“The tyrosine phosphatase SHP2 is a molecular checkpoint for TGFβ signalling and a potential target for the treatment of fibrosis,” says Jörg Distler, corresponding author of a new study published in Nature Communications.

Fibrotic diseases such as systemic sclerosis (SSc) are characterized by persistent and excessive activation of fibroblasts by transforming growth factor-β (TGFβ), resulting in aberrant deposition of extracellular matrix proteins and consequent scarring and organ dysfunction. However, why pro-fibrotic signalling pathways are unable to turn off is not clear.

Credit: Springer Nature Limited

“Previous studies from our group and others have demonstrated that transcription factors JAK2 and STAT3 are important downstream mediators of the pro-fibrotic effects of TGFβ on fibroblasts,” says Distler.

In the new work, the researchers identify that SHP2 has a regulatory function in JAK2–STAT3 signalling. The researchers describe this control as a checkpoint, akin to those that enable cancer cells to avoid the immune system, only here the checkpoint controls persistence of fibrosis.

SHP2 has been shown previously to affect various signalling pathways, and some confusion exists as to whether it activates or deactivates signalling proteins. Importantly, Distler and colleagues now show that TGFβ has opposing effects on SHP2 expression and activity. In vivo data from patients with SSc, TSK1 mice (which model dermal fibrosis) and a bleomycin-induced mouse pulmonary fibrosis model, as well as in vitro stimulation of fibroblasts all show that TGFβ inhibits expression of SHP2. However, the researchers also show that TGFβ induces rapid SHP2 phosphatase activity in fibroblasts in vitro. This phosphatase activity is responsible for dephosphorylation of the inhibitory Y570 site in JAK2, resulting in enhanced activation of STAT3 and associated downstream pro-fibrotic signalling.

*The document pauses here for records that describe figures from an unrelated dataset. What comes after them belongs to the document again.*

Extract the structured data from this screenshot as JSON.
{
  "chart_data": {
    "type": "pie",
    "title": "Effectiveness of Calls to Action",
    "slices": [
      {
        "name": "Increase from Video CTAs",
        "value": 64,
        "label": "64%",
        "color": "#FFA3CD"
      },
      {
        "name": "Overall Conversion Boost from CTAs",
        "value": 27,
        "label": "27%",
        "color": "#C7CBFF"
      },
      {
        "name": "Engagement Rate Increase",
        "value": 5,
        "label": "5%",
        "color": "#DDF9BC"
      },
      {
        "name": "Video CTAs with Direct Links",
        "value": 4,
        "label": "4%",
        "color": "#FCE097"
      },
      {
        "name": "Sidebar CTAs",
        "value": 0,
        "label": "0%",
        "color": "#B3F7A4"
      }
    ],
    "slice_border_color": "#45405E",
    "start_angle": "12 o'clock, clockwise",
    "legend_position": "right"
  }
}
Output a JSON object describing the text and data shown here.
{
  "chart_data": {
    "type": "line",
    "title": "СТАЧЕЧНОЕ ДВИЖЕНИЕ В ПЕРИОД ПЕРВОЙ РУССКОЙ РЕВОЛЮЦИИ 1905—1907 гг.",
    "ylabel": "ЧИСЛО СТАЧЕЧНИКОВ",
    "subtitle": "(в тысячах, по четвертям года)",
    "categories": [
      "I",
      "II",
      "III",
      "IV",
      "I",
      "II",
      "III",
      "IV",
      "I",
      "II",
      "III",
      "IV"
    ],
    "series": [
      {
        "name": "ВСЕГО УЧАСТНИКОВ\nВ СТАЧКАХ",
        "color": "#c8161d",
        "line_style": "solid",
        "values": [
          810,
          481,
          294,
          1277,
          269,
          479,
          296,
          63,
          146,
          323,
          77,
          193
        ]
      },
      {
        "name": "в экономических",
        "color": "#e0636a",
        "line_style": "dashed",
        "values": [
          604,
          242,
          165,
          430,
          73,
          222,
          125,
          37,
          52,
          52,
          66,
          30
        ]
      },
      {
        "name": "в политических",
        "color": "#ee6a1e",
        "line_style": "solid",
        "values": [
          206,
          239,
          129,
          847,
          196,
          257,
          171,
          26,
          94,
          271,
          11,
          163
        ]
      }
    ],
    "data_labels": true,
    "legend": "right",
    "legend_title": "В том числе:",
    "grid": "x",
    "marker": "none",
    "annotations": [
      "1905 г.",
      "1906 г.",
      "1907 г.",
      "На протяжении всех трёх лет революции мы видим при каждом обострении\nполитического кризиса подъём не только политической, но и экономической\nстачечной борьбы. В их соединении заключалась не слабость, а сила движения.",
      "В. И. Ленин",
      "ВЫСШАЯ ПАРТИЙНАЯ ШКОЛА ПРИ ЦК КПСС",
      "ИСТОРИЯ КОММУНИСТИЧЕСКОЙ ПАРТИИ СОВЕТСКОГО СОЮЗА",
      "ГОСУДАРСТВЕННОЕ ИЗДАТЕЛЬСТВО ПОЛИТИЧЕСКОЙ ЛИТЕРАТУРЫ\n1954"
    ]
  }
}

“The latest results on SHP2 may have direct translational implications as several potent SHP2 inhibitors are available, some of which already showed promising results in first clinical trials in cancer,” notes Distler.

…TGFβ induces rapid SHP2 phosphatase activity in fibroblasts

Indeed, this new study shows that either fibroblast-specific SHP2 knockout or what might be called checkpoint inhibitors of SHP2 can prevent TGFβ-induced JAK2–STAT3 signalling, fibroblast activation and fibrotic disease in the TSK1 and bleomycin-induced mouse models.